Sigrid took great care not to be tripped up by such tactics, so one day, when her mother telephoned to say that a stranger had dropped a packet of papers at her flat, Sigrid jumped up from her desk and raced home. The packet held designs for airplane engines. Sigrid threw it in the fire and watched it burn.Later, undaunted and refusing to stand down, she confronted Hermann Göring, former WWI flying ace and now leading member of the Nazi Party, about the use of these unethical methods of silencing the press. Angered by her insolence, he nicknamed her "that dragon from Chicago."
(source: Reporting Under Fire: 16 Daring Women War Correspondents and Photojournalists)
She stressed that correspondents were not foolish enough to buy or send information meant for spies. She said agents who, judging by their seedy looks were obviously underpaid, posed the danger of concocting lies about the press. "Schultz, I`ve always suspected it," Goering said, shaking his fist at her. "You`ll never learn to show proper respect for state authorities. I suppose that is one of the characteristics of people from that crime-ridden city of Chicago." (Goering was so angry, Schultz recalled in her memoirs, that he dubbed her "that dragon from Chicago.")She stayed in Germany for as long as she could, filing reports about concentration camps, government assaults on churches and other institutions, telling the truth about increasing persecution of Germany's Jews, warning about dangerous alliances with other countries, and otherwise trying to convince the world of the atrocities she was witnessing. By 1940, though, with the war raging around her, she found it necessary to leave. First she fled to Spain, but in 1941 illness forced her to return to the United States. She spent the next years writing and lecturing about her time in Germany, all the while keeping a close eye on the news reports. As soon as the war was over, she was back on the front lines, this time reporting about the fall of Germany, and covering the Nuremberg Trials, and helping the American public understand exactly what had happened.
(source: Chicago Tribune)"
"We were the first pressmen who landed near Weimar and entered the corpse-strewn concentration camp of Buchenwald.

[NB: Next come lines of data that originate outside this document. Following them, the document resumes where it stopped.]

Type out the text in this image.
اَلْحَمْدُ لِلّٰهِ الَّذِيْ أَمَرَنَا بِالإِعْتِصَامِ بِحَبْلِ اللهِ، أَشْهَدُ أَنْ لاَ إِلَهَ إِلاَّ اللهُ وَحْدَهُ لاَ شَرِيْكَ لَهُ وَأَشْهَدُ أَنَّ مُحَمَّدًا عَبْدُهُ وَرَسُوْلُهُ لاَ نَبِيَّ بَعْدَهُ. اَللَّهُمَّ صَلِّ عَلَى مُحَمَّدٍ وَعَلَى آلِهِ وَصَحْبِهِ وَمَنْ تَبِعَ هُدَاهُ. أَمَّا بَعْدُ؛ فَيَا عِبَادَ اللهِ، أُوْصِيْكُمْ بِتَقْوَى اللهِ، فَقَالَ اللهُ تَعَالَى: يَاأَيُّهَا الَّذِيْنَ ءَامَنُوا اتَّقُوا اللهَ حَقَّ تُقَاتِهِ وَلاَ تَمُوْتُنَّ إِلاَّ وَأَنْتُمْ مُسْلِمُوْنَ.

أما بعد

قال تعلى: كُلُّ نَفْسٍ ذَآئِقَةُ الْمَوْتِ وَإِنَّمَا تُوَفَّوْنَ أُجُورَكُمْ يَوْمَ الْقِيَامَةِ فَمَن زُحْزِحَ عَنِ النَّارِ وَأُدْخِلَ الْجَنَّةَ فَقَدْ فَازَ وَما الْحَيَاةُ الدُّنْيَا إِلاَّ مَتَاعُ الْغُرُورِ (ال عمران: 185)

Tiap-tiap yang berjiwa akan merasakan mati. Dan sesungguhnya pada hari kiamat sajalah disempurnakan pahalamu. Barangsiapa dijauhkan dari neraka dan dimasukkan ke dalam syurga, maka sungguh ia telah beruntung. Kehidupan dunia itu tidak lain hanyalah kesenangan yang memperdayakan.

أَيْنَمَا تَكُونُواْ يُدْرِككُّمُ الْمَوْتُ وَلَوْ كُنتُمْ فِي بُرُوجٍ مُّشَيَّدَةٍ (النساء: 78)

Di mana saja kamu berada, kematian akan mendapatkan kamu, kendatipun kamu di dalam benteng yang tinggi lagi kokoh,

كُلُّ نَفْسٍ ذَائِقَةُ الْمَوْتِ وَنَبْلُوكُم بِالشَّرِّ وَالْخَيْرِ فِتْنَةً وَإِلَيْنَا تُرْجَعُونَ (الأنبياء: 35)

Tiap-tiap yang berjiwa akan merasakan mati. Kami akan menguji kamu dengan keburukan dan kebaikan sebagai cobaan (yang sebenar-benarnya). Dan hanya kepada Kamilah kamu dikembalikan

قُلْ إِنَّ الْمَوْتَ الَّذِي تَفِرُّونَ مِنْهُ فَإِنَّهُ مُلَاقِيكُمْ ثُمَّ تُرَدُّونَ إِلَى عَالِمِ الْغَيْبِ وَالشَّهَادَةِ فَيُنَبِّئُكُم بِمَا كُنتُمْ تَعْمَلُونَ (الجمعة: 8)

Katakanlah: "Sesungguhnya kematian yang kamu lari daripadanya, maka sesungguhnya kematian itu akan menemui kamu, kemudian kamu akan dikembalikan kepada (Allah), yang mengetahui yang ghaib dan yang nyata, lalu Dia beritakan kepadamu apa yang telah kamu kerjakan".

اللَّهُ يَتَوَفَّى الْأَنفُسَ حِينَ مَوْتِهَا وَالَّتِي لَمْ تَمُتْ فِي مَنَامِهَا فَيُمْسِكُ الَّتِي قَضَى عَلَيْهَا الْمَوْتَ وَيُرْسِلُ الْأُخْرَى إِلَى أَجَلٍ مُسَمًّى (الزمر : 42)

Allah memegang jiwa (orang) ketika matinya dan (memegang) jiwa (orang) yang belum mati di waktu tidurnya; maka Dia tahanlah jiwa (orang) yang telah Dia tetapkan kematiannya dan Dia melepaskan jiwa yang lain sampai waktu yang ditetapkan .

When our plane flew into Leipzig where the battle was raging, we nearly got trapped by SS guards in a big building we examined," she recalled. Fortunately, they did not go into the basement where, they later learned, SS guards stood ready to shoot them.In the years since World War II there have been no shortage of stories about brave men and women who fought against fascism and tyranny in the midst of incredible danger and in the face of overwhelming indifference around the world. I sometimes wonder what I would be able to achieve under similar circumstances. Would I have the dedication to continue fighting when my life was threatened? Would I willingly remain in a dangerous situation for the sake of a greater goal? I don't know, and I honestly hope I never never have to face such terrible challenges. But if I do, I sincerely hope I would find the strength to be as fearless as Sigrid Schultz. What a truly remarkable, inspirational woman!